Zillow, an online real-estate listings site, estimates buyers typically pay between 2% and 5% of the purchase price in closing costs. So if you buy a $200,000 home, you can expect to pay between $4,000 and $10,000. Yes, this sounds shocking, but much of the cost involved in closing in part helps protect you and one of your biggest investments.
Thanks to tougher banking laws, there’s more transparency on the part of the lender when disclosing the cost associated with a mortgage, so as a buyer you should know in advance how much you will need for the closing.
Below are some of the typical closing costs:
Title ─ document discloses to all parties connected with a real estate transaction all the liens, defects, and burdens and obligation that affect the property. Approximately $500 – $1,000
Title Insurance ─ protects real estate owner and lenders against property loss or damage they might experience because of liens, encumbrances or defects in the title to the property. Approximately $300 – $500
Recording Fees ─ charged by government agencies for recording real estate purchase or sale so that it becomes a matter of public record. Recording fees are generally charged by the county since it maintains records of all property purchases and sales. Approximately $150 – $300.
Origination Fee ─ is an up-front fee charged by a lender for processing a new loan application, used as compensation for putting the loan in place and are quoted as a percentage of the total loan and are generally between 0.5 and 1% of mortgage loans in the United States.
Attorney Fees ─ legal representation to prepare and record legal documents. Approximately $400 – $2,000.
Real Estate Transfer Tax ─ collected in some localities when property changes hands or a mortgage loan is made.

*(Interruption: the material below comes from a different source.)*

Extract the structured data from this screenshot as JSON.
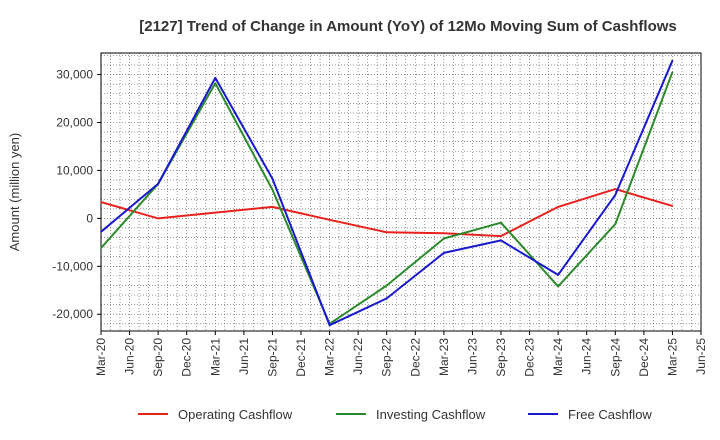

These can be quite large and are set by state and local governments. Varies by location.
Homeowner’s insurance premium ─ protects you and the lender against loss due to fire, windstorm, and natural hazards. You are often required to pay the first year’s premium in advance at settlement. Approximately $200-$2,000
Property taxes: Usually six months of county property taxes. Varies by location.
Appraisal: This charge pays for an appraisal report made by an appraiser.
Closing costs can add up so before you sign on the dotted line, do your homework and have enough cash on hand to be prepared for the closing cost. It is always recommended you attend the closing with an experienced real estate attorney.